Delta encodings are very useful for datetime columns.

Delta encoding compresses data by recording the difference between values that follow each other in the column. This difference is recorded in a separate dictionary for each block of column values on disk. (An Amazon Redshift disk block occupies 1 MB.) For example, if the column contains 10 integers in sequence from 1 to 10, the first will be stored as a 4-byte integer (plus a 1-byte flag), and the next 9 will each be stored as a byte with the value 1, indicating that it is one greater than the previous value.

Delta encoding comes in two variations:

  • DELTA records the differences as 1-byte values (8-bit integers)

  • DELTA32K records differences as 2-byte values (16-bit integers)

If most of the values in the column could be compressed by using a single byte, the 1-byte variation is very effective; however, if the deltas are larger, this encoding, in the worst case, is somewhat less effective than storing the uncompressed data. Similar logic applies to the 16-bit version.
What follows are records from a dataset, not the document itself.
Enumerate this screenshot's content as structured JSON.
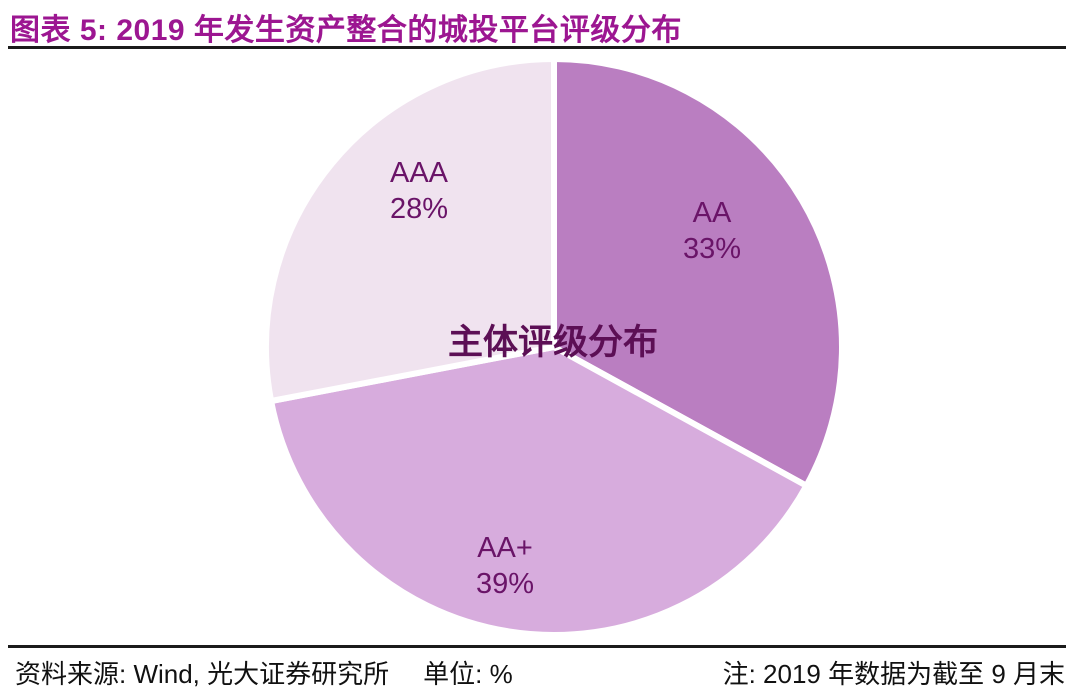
{
  "header": {
    "title": "图表 5: 2019 年发生资产整合的城投平台评级分布"
  },
  "chart_data": {
    "type": "pie",
    "title": "主体评级分布",
    "unit": "%",
    "direction": "clockwise",
    "start_angle_deg": 0,
    "legend": "none",
    "slices": [
      {
        "label": "AA",
        "value": 33,
        "color": "#ba7ec1"
      },
      {
        "label": "AA+",
        "value": 39,
        "color": "#d7acdd"
      },
      {
        "label": "AAA",
        "value": 28,
        "color": "#f0e3ef"
      }
    ],
    "slice_label_color": "#6a1468",
    "center_label_color": "#5c0f55",
    "separator_color": "#ffffff"
  },
  "footer": {
    "source": "资料来源: Wind, 光大证券研究所",
    "unit_label": "单位: %",
    "note": "注: 2019 年数据为截至 9 月末"
  },
  "style": {
    "title_color": "#9c1691",
    "rule_color": "#1b1b1b",
    "footer_color": "#111111"
  }
}
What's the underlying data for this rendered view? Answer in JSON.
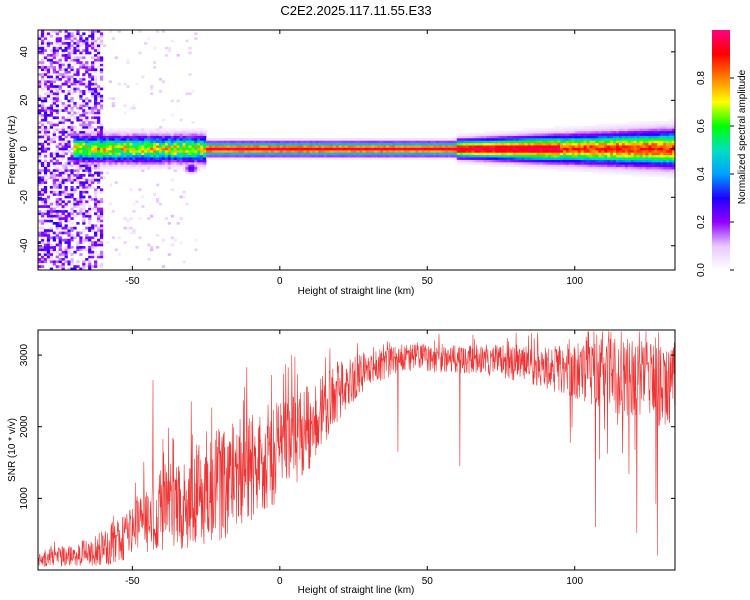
{
  "title": "C2E2.2025.117.11.55.E33",
  "chart_data": [
    {
      "type": "heatmap",
      "xlabel": "Height of straight line (km)",
      "ylabel": "Frequency (Hz)",
      "xlim": [
        -82,
        134
      ],
      "ylim": [
        -50,
        49
      ],
      "xticks": [
        -50,
        0,
        50,
        100
      ],
      "yticks": [
        -40,
        -20,
        0,
        20,
        40
      ],
      "xtick_labels": [
        "-50",
        "0",
        "50",
        "100"
      ],
      "ytick_labels": [
        "-40",
        "-20",
        "0",
        "20",
        "40"
      ],
      "colorbar": {
        "label": "Normalized spectral amplitude",
        "range": [
          0,
          1
        ],
        "ticks": [
          0.0,
          0.2,
          0.4,
          0.6,
          0.8
        ],
        "tick_labels": [
          "0.0",
          "0.2",
          "0.4",
          "0.6",
          "0.8"
        ],
        "colormap": [
          "#ffffff",
          "#e8c8ff",
          "#9000ff",
          "#2000ff",
          "#00a0ff",
          "#00e0c0",
          "#00ff00",
          "#ffff00",
          "#ff8000",
          "#ff0000",
          "#ff0080"
        ]
      },
      "ridge": {
        "frequency": 0,
        "x_range": [
          -70,
          134
        ],
        "peak_amplitude": 1.0
      },
      "secondary_feature": {
        "x": -30,
        "frequency": -8,
        "amplitude": 0.3
      },
      "noise_region": {
        "x_range": [
          -82,
          -60
        ],
        "amplitude_range": [
          0.05,
          0.3
        ]
      }
    },
    {
      "type": "line",
      "xlabel": "Height of straight line (km)",
      "ylabel": "SNR (10 * v/v)",
      "xlim": [
        -82,
        134
      ],
      "ylim": [
        0,
        3350
      ],
      "xticks": [
        -50,
        0,
        50,
        100
      ],
      "yticks": [
        1000,
        2000,
        3000
      ],
      "xtick_labels": [
        "-50",
        "0",
        "50",
        "100"
      ],
      "ytick_labels": [
        "1000",
        "2000",
        "3000"
      ],
      "series": [
        {
          "color": "#ee3333",
          "envelope_x": [
            -82,
            -70,
            -60,
            -50,
            -40,
            -30,
            -20,
            -10,
            0,
            10,
            20,
            30,
            40,
            50,
            60,
            70,
            80,
            90,
            100,
            110,
            120,
            134
          ],
          "envelope_mean": [
            150,
            200,
            300,
            550,
            850,
            1000,
            1200,
            1450,
            1650,
            2000,
            2500,
            2800,
            2950,
            2960,
            2950,
            2920,
            2880,
            2830,
            2780,
            2740,
            2700,
            2650
          ],
          "envelope_spread": [
            120,
            150,
            250,
            400,
            600,
            700,
            800,
            800,
            700,
            600,
            400,
            250,
            200,
            200,
            200,
            200,
            250,
            300,
            400,
            500,
            600,
            700
          ],
          "spikes": [
            {
              "x": -43,
              "y": 2650
            },
            {
              "x": -30,
              "y": 2350
            },
            {
              "x": -12,
              "y": 2550
            },
            {
              "x": 4,
              "y": 3000
            },
            {
              "x": 40,
              "y": 1650
            },
            {
              "x": 61,
              "y": 1450
            },
            {
              "x": 107,
              "y": 600
            },
            {
              "x": 121,
              "y": 520
            },
            {
              "x": 128,
              "y": 200
            }
          ]
        }
      ]
    }
  ]
}
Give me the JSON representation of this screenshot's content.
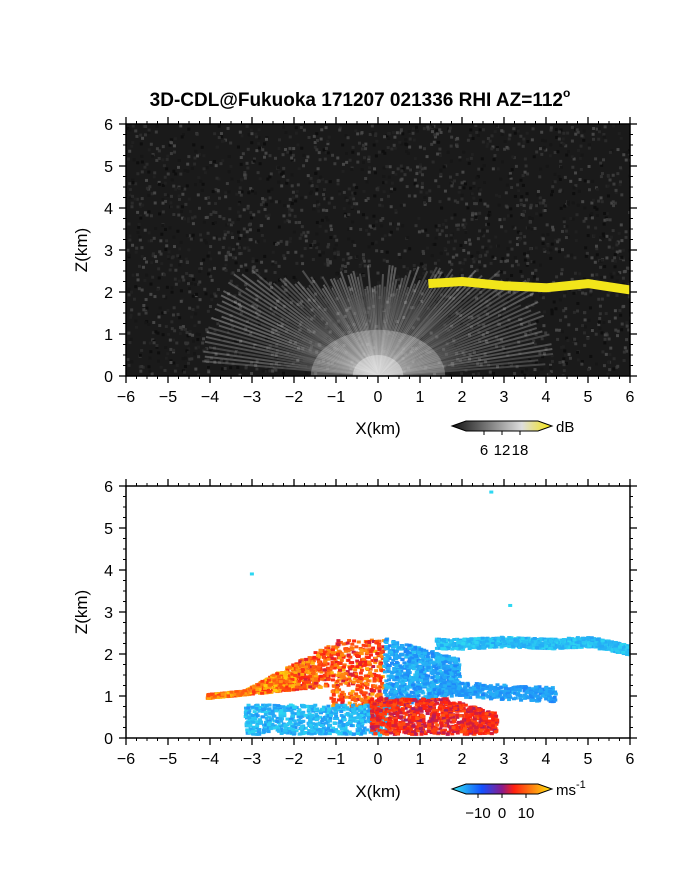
{
  "title": "3D-CDL@Fukuoka 171207 021336 RHI AZ=112",
  "title_degree": "o",
  "chart_data": [
    {
      "type": "heatmap",
      "panel": "top",
      "xlabel": "X(km)",
      "ylabel": "Z(km)",
      "xlim": [
        -6,
        6
      ],
      "ylim": [
        0,
        6
      ],
      "xticks": [
        "-6",
        "-5",
        "-4",
        "-3",
        "-2",
        "-1",
        "0",
        "1",
        "2",
        "3",
        "4",
        "5",
        "6"
      ],
      "yticks": [
        "0",
        "1",
        "2",
        "3",
        "4",
        "5",
        "6"
      ],
      "colorbar": {
        "unit": "dB",
        "ticks": [
          "6",
          "12",
          "18"
        ],
        "values": [
          6,
          12,
          18
        ],
        "range": [
          0,
          24
        ]
      },
      "colors": {
        "background": "#1a1a1a",
        "echo_layer": "#f2e51a"
      },
      "features": [
        {
          "kind": "echo_layer",
          "x": [
            1.2,
            2,
            3,
            4,
            5,
            6
          ],
          "z": [
            2.2,
            2.25,
            2.15,
            2.1,
            2.2,
            2.05
          ],
          "value_db": 20
        }
      ]
    },
    {
      "type": "heatmap",
      "panel": "bottom",
      "xlabel": "X(km)",
      "ylabel": "Z(km)",
      "xlim": [
        -6,
        6
      ],
      "ylim": [
        0,
        6
      ],
      "xticks": [
        "-6",
        "-5",
        "-4",
        "-3",
        "-2",
        "-1",
        "0",
        "1",
        "2",
        "3",
        "4",
        "5",
        "6"
      ],
      "yticks": [
        "0",
        "1",
        "2",
        "3",
        "4",
        "5",
        "6"
      ],
      "colorbar": {
        "unit": "ms",
        "unit_exp": "-1",
        "ticks": [
          "−10",
          "0",
          "10"
        ],
        "values": [
          -10,
          0,
          10
        ],
        "range": [
          -15,
          15
        ]
      },
      "features": [
        {
          "kind": "layer",
          "x": [
            1.4,
            2,
            3,
            4,
            5,
            6
          ],
          "z": [
            2.2,
            2.2,
            2.25,
            2.2,
            2.25,
            2.05
          ],
          "value_ms": -8
        },
        {
          "kind": "outward_region",
          "x_range": [
            -4.1,
            0.1
          ],
          "z_range": [
            0.2,
            2.3
          ],
          "value_ms": 8
        },
        {
          "kind": "inward_region",
          "x_range": [
            0.0,
            2.0
          ],
          "z_range": [
            0.6,
            2.4
          ],
          "value_ms": -12
        }
      ]
    }
  ]
}
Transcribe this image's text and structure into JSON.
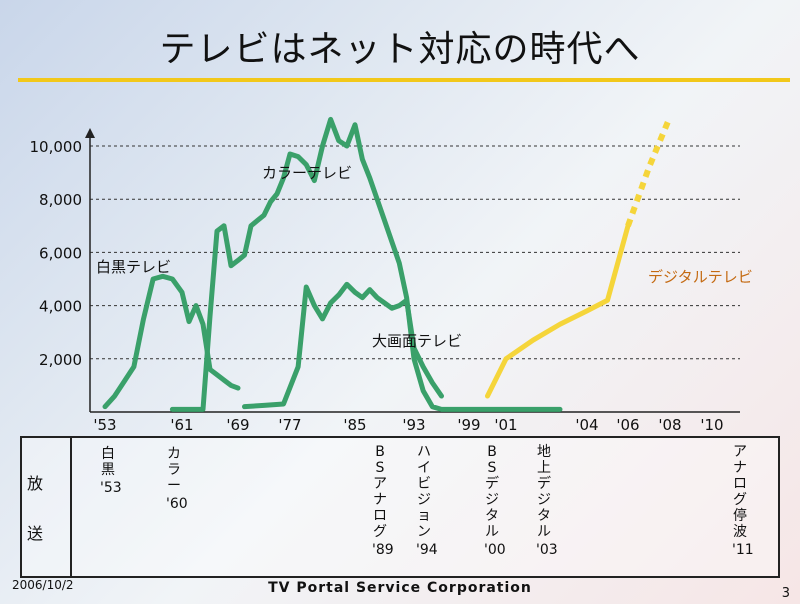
{
  "slide": {
    "title": "テレビはネット対応の時代へ",
    "date": "2006/10/2",
    "company": "TV Portal Service Corporation",
    "page_number": "3"
  },
  "colors": {
    "green": "#3aa06a",
    "yellow": "#f5d53a",
    "title_rule": "#f2c81a"
  },
  "chart_data": {
    "type": "line",
    "y_ticks": [
      "2,000",
      "4,000",
      "6,000",
      "8,000",
      "10,000"
    ],
    "ylim": [
      0,
      11500
    ],
    "x_ticks": [
      "'53",
      "'61",
      "'69",
      "'77",
      "'85",
      "'93",
      "'99",
      "'01",
      "'04",
      "'06",
      "'08",
      "'10"
    ],
    "x_tick_years": [
      1953,
      1961,
      1969,
      1977,
      1985,
      1993,
      1999,
      2001,
      2004,
      2006,
      2008,
      2010
    ],
    "grid_lines": [
      2000,
      4000,
      6000,
      8000,
      10000
    ],
    "series": [
      {
        "name": "白黒テレビ",
        "color": "#3aa06a",
        "x": [
          1953,
          1954,
          1956,
          1957,
          1958,
          1959,
          1960,
          1961,
          1962,
          1963,
          1964,
          1965,
          1966,
          1967,
          1968,
          1969
        ],
        "y": [
          200,
          600,
          1700,
          3500,
          5000,
          5100,
          5000,
          4500,
          3400,
          4000,
          3300,
          1600,
          1400,
          1200,
          1000,
          900
        ]
      },
      {
        "name": "カラーテレビ",
        "color": "#3aa06a",
        "x": [
          1960,
          1962,
          1964,
          1965,
          1966,
          1967,
          1968,
          1969,
          1970,
          1971,
          1972,
          1973,
          1974,
          1975,
          1976,
          1977,
          1978,
          1979,
          1980,
          1981,
          1982,
          1983,
          1984,
          1985,
          1986,
          1987,
          1988,
          1989,
          1990,
          1991,
          1992,
          1993,
          1994,
          1995,
          1996,
          1997,
          1998,
          1999,
          2000,
          2001,
          2002,
          2003
        ],
        "y": [
          100,
          100,
          100,
          3600,
          6800,
          7000,
          5500,
          5700,
          5900,
          7000,
          7200,
          7400,
          7900,
          8200,
          8800,
          9700,
          9600,
          9300,
          8700,
          10000,
          11000,
          10200,
          10000,
          10800,
          9500,
          8800,
          8000,
          7200,
          6400,
          5600,
          4300,
          2000,
          800,
          200,
          100,
          100,
          100,
          100,
          100,
          100,
          100,
          100
        ]
      },
      {
        "name": "大画面テレビ",
        "color": "#3aa06a",
        "x": [
          1970,
          1973,
          1976,
          1978,
          1979,
          1980,
          1981,
          1982,
          1983,
          1984,
          1985,
          1986,
          1987,
          1988,
          1989,
          1990,
          1991,
          1992,
          1993,
          1994,
          1995,
          1996
        ],
        "y": [
          200,
          250,
          300,
          1700,
          4700,
          4000,
          3500,
          4100,
          4400,
          4800,
          4500,
          4300,
          4600,
          4300,
          4100,
          3900,
          4000,
          4200,
          2400,
          1700,
          1100,
          600
        ]
      },
      {
        "name": "デジタルテレビ",
        "color": "#f5d53a",
        "x": [
          2000,
          2001,
          2002,
          2003,
          2004,
          2005,
          2006,
          2007,
          2008
        ],
        "y": [
          600,
          2000,
          2700,
          3300,
          3800,
          4200,
          7000,
          9200,
          11100
        ],
        "projected_from_x": 2006
      }
    ],
    "series_labels": [
      "白黒テレビ",
      "カラーテレビ",
      "大画面テレビ",
      "デジタルテレビ"
    ]
  },
  "events": {
    "category": "放送",
    "category_chars": [
      "放",
      "送"
    ],
    "items": [
      {
        "text": "白黒",
        "year": "'53"
      },
      {
        "text": "カラー",
        "year": "'60"
      },
      {
        "text": "BSアナログ",
        "year": "'89"
      },
      {
        "text": "ハイビジョン",
        "year": "'94"
      },
      {
        "text": "BSデジタル",
        "year": "'00"
      },
      {
        "text": "地上デジタル",
        "year": "'03"
      },
      {
        "text": "アナログ停波",
        "year": "'11"
      }
    ]
  }
}
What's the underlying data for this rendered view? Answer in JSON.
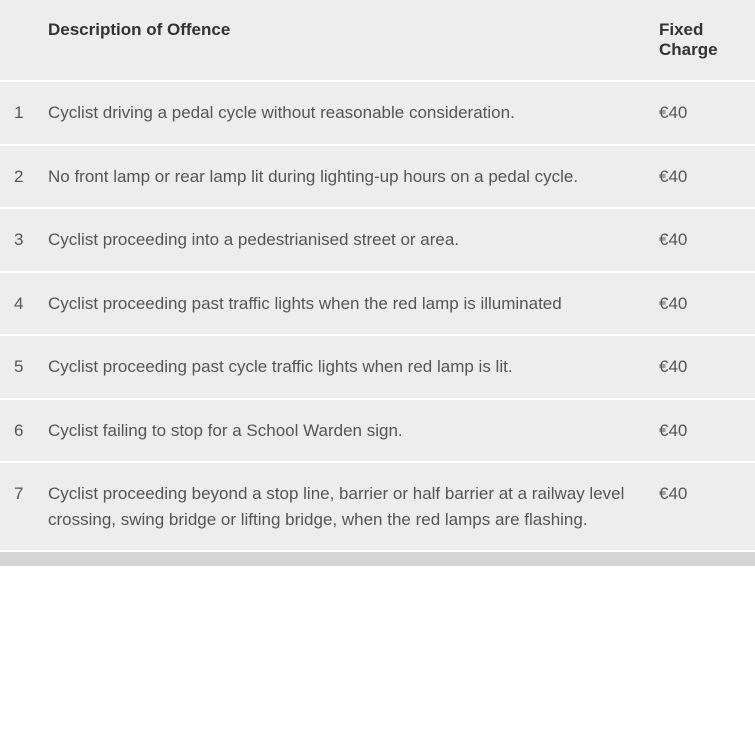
{
  "table": {
    "type": "table",
    "columns": [
      "",
      "Description of Offence",
      "Fixed Charge"
    ],
    "rows": [
      [
        "1",
        "Cyclist driving a pedal cycle without reasonable consideration.",
        "€40"
      ],
      [
        "2",
        "No front lamp or rear lamp lit during lighting-up hours on a pedal cycle.",
        "€40"
      ],
      [
        "3",
        "Cyclist proceeding into a pedestrianised street or area.",
        "€40"
      ],
      [
        "4",
        "Cyclist proceeding past traffic lights when the red lamp is illuminated",
        "€40"
      ],
      [
        "5",
        "Cyclist proceeding past cycle traffic lights when red lamp is lit.",
        "€40"
      ],
      [
        "6",
        "Cyclist failing to stop for a School Warden sign.",
        "€40"
      ],
      [
        "7",
        "Cyclist proceeding beyond a stop line, barrier or half barrier at a railway level crossing, swing bridge or lifting bridge, when the red lamps are flashing.",
        "€40"
      ]
    ],
    "background_color": "#ededed",
    "row_separator_color": "#ffffff",
    "header_text_color": "#333333",
    "cell_text_color": "#555555",
    "footer_bar_color": "#d4d4d4",
    "header_fontsize": 17,
    "cell_fontsize": 17,
    "header_fontweight": "bold"
  }
}
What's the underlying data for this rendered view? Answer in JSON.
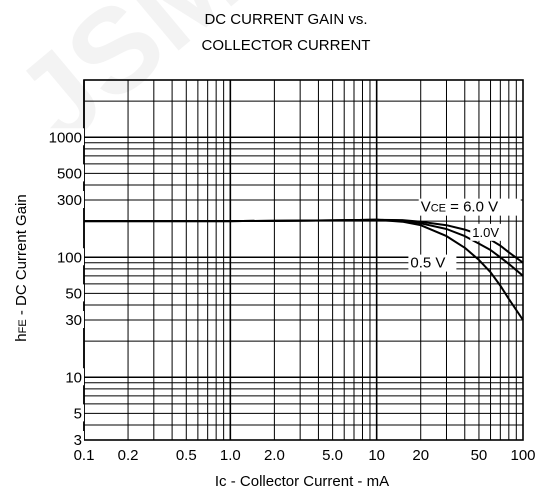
{
  "chart_data": {
    "type": "line",
    "title_line1": "DC CURRENT GAIN vs.",
    "title_line2": "COLLECTOR CURRENT",
    "xlabel": "Ic - Collector Current - mA",
    "ylabel": "hFE - DC Current Gain",
    "x_scale": "log",
    "y_scale": "log",
    "xlim": [
      0.1,
      100
    ],
    "ylim": [
      3,
      3000
    ],
    "grid": true,
    "x_tick_labels": [
      {
        "v": 0.1,
        "t": "0.1"
      },
      {
        "v": 0.2,
        "t": "0.2"
      },
      {
        "v": 0.5,
        "t": "0.5"
      },
      {
        "v": 1,
        "t": "1.0"
      },
      {
        "v": 2,
        "t": "2.0"
      },
      {
        "v": 5,
        "t": "5.0"
      },
      {
        "v": 10,
        "t": "10"
      },
      {
        "v": 20,
        "t": "20"
      },
      {
        "v": 50,
        "t": "50"
      },
      {
        "v": 100,
        "t": "100"
      }
    ],
    "y_tick_labels": [
      {
        "v": 3,
        "t": "3"
      },
      {
        "v": 5,
        "t": "5"
      },
      {
        "v": 10,
        "t": "10"
      },
      {
        "v": 30,
        "t": "30"
      },
      {
        "v": 50,
        "t": "50"
      },
      {
        "v": 100,
        "t": "100"
      },
      {
        "v": 300,
        "t": "300"
      },
      {
        "v": 500,
        "t": "500"
      },
      {
        "v": 1000,
        "t": "1000"
      }
    ],
    "series": [
      {
        "name": "VCE = 6.0 V",
        "label_parts": [
          "V",
          "CE",
          " = 6.0 V"
        ],
        "x": [
          0.1,
          1,
          5,
          10,
          15,
          20,
          30,
          40,
          50,
          60,
          70,
          80,
          100
        ],
        "y": [
          200,
          200,
          203,
          205,
          204,
          198,
          185,
          170,
          155,
          140,
          125,
          110,
          90
        ]
      },
      {
        "name": "1.0V",
        "label_parts": [
          "1.0V"
        ],
        "x": [
          0.1,
          1,
          5,
          10,
          15,
          20,
          30,
          40,
          50,
          60,
          70,
          80,
          100
        ],
        "y": [
          200,
          200,
          203,
          205,
          202,
          192,
          172,
          150,
          130,
          115,
          100,
          88,
          70
        ]
      },
      {
        "name": "0.5 V",
        "label_parts": [
          "0.5 V"
        ],
        "x": [
          0.1,
          1,
          5,
          10,
          15,
          20,
          30,
          40,
          50,
          60,
          70,
          80,
          100
        ],
        "y": [
          200,
          200,
          203,
          205,
          198,
          185,
          150,
          120,
          95,
          75,
          58,
          45,
          30
        ]
      }
    ],
    "watermark": "JSM"
  }
}
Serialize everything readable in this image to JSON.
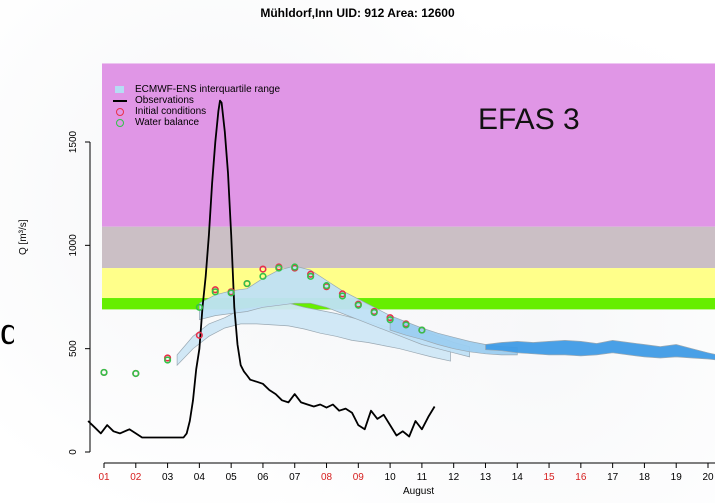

If the difference between two values exceeds the 1-byte range (DELTA) or 2-byte range (DELTA32K), the full original value is stored, with a leading 1-byte flag. The 1-byte range is from -127 to 127, and the 2-byte range is from -32K to 32K.

The following table shows how a delta encoding works for a numeric column:

Original data value Original size (bytes) Difference (delta) Compressed value Compressed size (bytes)
1 4 1 1+4 (flag + actual value)
5 4 4 4 1
50 4 45 45 1
200 4 150 150 1+4 (flag + actual value)
185 4 -15 -15 1
220 4 35 35 1
221 4 1 1 1
Totals 28 15